Blades Movie Review: Jaws On A Golf Course

Blades Movie Review Blades poster

Blades Movie Review: Jaws On A Golf Course

Blades Movie
on Amazon
Grade: C+
Teacher’s Comments: A lightly humorous parody of Jaws set on a golf course. Guilty fun.

A movie about a killer lawnmower on a golf course? Sign me up.

Blades is a 1989 low budget horror-comedy film that from start to finish is a parody of the movie Jaws. The movie’s subtitle — Just when you thought it was safe to putt — tells you everything you need to know.

The movie is surprisingly well-made, and while lacking in both chills and belly-laughs, it’s good for some wincing at the (obviously fake) gore and a few chuckles at how close it hews to the Jaws storyline — copying scene after scene.

In fact, as the movie played out, I found the most enjoyable part was remembering which scenes in Jaws was being parodied.

It even takes a stab at the pop culture that has grown up around Jaws

At one point, the golf course owner admonishes the pro who is trying to tell him there’s a killer on the loose: “what do you think this is? Killer lawnmower week?”

Shark week, indeed

There isn’t really much to recommend the film from a golf point of view. The pro’s swing is atrocious, and the course is not much to look at. But the mere existence of a golf-themed Halloween movie is something to take not of

Blades Movie Review SPOILER ALERT:

Blades is set in the days leading up to the biggest event in years for the Tall Grass Country Club: The Nevada Bob Pro-Am. The course’s entire season is riding on the event.

But then golfers start disappearing.

Sound familiar?

Blades Movie Review blades scene
The golf pro in Blades

As with Jaws, you don’t see the killer lawnmower throughout much of the movie. There are signs of its presence — such as a mowed path through some tall grass, and a ball boy sucked back into the woods while the horrified students in a group golf lesson look on. Instead of wakes in the water, the director shows us rather creative “mower’s eye” views as it races across the fairways and rough.

Rather than a local police chief, the protagonist is the course’s golf pro, Roy Kent (Roy, as in Roy Scheider, get it?). The Quint character is Deke, a groundskeeper.
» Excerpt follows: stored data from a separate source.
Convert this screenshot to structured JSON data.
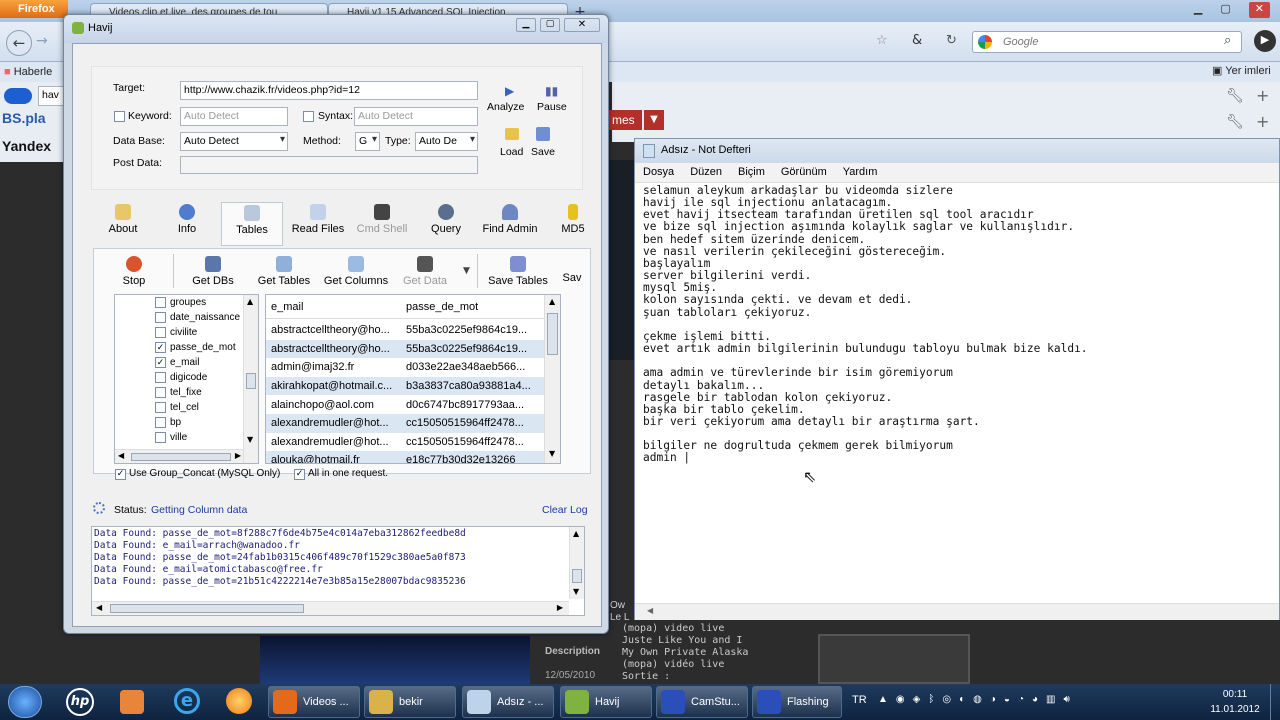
{
  "browser": {
    "name": "Firefox",
    "tabs": [
      "Videos clip et live, des groupes de tou",
      "Havij v1.15 Advanced SQL Injection"
    ],
    "search_placeholder": "Google",
    "bookmarks_left": [
      "Haberle",
      "hav",
      "BS.pla",
      "Yandex"
    ],
    "bookmark_right": "Yer imleri",
    "behind_tab_label": "mes",
    "bg_texts": {
      "description_label": "Description",
      "desc_text": "(mopa) video live Juste Like You and I My Own Private Alaska (mopa) vidéo live Sortie :",
      "date": "12/05/2010",
      "side_text": "Ow Le L"
    }
  },
  "havij": {
    "title": "Havij",
    "target_label": "Target:",
    "target_value": "http://www.chazik.fr/videos.php?id=12",
    "keyword_label": "Keyword:",
    "keyword_value": "Auto Detect",
    "syntax_label": "Syntax:",
    "syntax_value": "Auto Detect",
    "database_label": "Data Base:",
    "database_value": "Auto Detect",
    "method_label": "Method:",
    "method_value": "G",
    "type_label": "Type:",
    "type_value": "Auto De",
    "postdata_label": "Post Data:",
    "analyze_label": "Analyze",
    "pause_label": "Pause",
    "load_label": "Load",
    "save_label": "Save",
    "main_tabs": [
      "About",
      "Info",
      "Tables",
      "Read Files",
      "Cmd Shell",
      "Query",
      "Find Admin",
      "MD5"
    ],
    "sub_toolbar": [
      "Stop",
      "Get DBs",
      "Get Tables",
      "Get Columns",
      "Get Data",
      "Save Tables",
      "Sav"
    ],
    "tree_items": [
      {
        "label": "groupes",
        "checked": false
      },
      {
        "label": "date_naissance",
        "checked": false
      },
      {
        "label": "civilite",
        "checked": false
      },
      {
        "label": "passe_de_mot",
        "checked": true
      },
      {
        "label": "e_mail",
        "checked": true
      },
      {
        "label": "digicode",
        "checked": false
      },
      {
        "label": "tel_fixe",
        "checked": false
      },
      {
        "label": "tel_cel",
        "checked": false
      },
      {
        "label": "bp",
        "checked": false
      },
      {
        "label": "ville",
        "checked": false
      }
    ],
    "grid_headers": [
      "e_mail",
      "passe_de_mot"
    ],
    "grid_rows": [
      [
        "abstractcelltheory@ho...",
        "55ba3c0225ef9864c19..."
      ],
      [
        "abstractcelltheory@ho...",
        "55ba3c0225ef9864c19..."
      ],
      [
        "admin@imaj32.fr",
        "d033e22ae348aeb566..."
      ],
      [
        "akirahkopat@hotmail.c...",
        "b3a3837ca80a93881a4..."
      ],
      [
        "alainchopo@aol.com",
        "d0c6747bc8917793aa..."
      ],
      [
        "alexandremudler@hot...",
        "cc15050515964ff2478..."
      ],
      [
        "alexandremudler@hot...",
        "cc15050515964ff2478..."
      ],
      [
        "alouka@hotmail.fr",
        "e18c77b30d32e13266"
      ]
    ],
    "group_concat_label": "Use Group_Concat (MySQL Only)",
    "one_request_label": "All in one request.",
    "status_label": "Status:",
    "status_value": "Getting Column data",
    "clear_log": "Clear Log",
    "log_lines": [
      "Data Found: passe_de_mot=8f288c7f6de4b75e4c014a7eba312862feedbe8d",
      "Data Found: e_mail=arrach@wanadoo.fr",
      "Data Found: passe_de_mot=24fab1b0315c406f489c70f1529c380ae5a0f873",
      "Data Found: e_mail=atomictabasco@free.fr",
      "Data Found: passe_de_mot=21b51c4222214e7e3b85a15e28007bdac9835236"
    ]
  },
  "notepad": {
    "title": "Adsız - Not Defteri",
    "menu": [
      "Dosya",
      "Düzen",
      "Biçim",
      "Görünüm",
      "Yardım"
    ],
    "text": "selamun aleykum arkadaşlar bu videomda sizlere\nhavij ile sql injectionu anlatacagım.\nevet havij itsecteam tarafından üretilen sql tool aracıdır\nve bize sql injection aşımında kolaylık saglar ve kullanışlıdır.\nben hedef sitem üzerinde denicem.\nve nasıl verilerin çekileceğini göstereceğim.\nbaşlayalım\nserver bilgilerini verdi.\nmysql 5miş.\nkolon sayısında çekti. ve devam et dedi.\nşuan tabloları çekiyoruz.\n\nçekme işlemi bitti.\nevet artık admin bilgilerinin bulundugu tabloyu bulmak bize kaldı.\n\nama admin ve türevlerinde bir isim göremiyorum\ndetaylı bakalım...\nrasgele bir tablodan kolon çekiyoruz.\nbaşka bir tablo çekelim.\nbir veri çekiyorum ama detaylı bir araştırma şart.\n\nbilgiler ne dogrultuda çekmem gerek bilmiyorum\nadmin |"
  },
  "taskbar": {
    "buttons": [
      "Videos ...",
      "bekir",
      "Adsız - ...",
      "Havij",
      "CamStu...",
      "Flashing"
    ],
    "language": "TR",
    "time": "00:11",
    "date": "11.01.2012"
  },
  "colors": {
    "havij_frame": "#cfd9e6",
    "taskbar": "#1f3b5e",
    "link_blue": "#1a3d9c",
    "log_text": "#1d1d7a"
  }
}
Hooper is mirrored with Kelly Lange, the assistant pro.

Scene after scene parodies those of Jaws

At one point, convinced that there is a serial killer on the loose, a large posse of hunters on golf carts is assembled to hunt him down. Just as with the armada of amateur fishermen in Jaws they manage to bag a suspect: a groundskeeper with a lawnmower. Everyone is satisfied that the danger is over and the tournament can go on.

Later, however, the pro takes the mower apart to find out — slicing open the bag and dumping the leafy contents on the floor — that the mower they caught has not been used in a murder.

There’s even a scene where an old woman slaps the pro because her husband has died and she blames the pro for not protecting him. Exactly like the one in Jaws.

Jaws opens with a bunch of teenagers at a campfire on a beach. Blades opens with a bunch of teenagers at a campfire near the golf course.

A scene where the mower (with only the blades showing) plows through a group of spectators as they run in panic looks exactly like the scene in Jaws where the beach

Instead of a boat, there’s a van with a weapons platform mounted on top. The groundskeeper tells stories of a mysterious past related to the mower, just as with Quint and the Indianapolis.

Instead of tossing chum, they toss bales of hay with balloons attached.

When the mower finally makes its full appearance, though, the writers miss the opportunity to say “You’re going to need a bigger van.”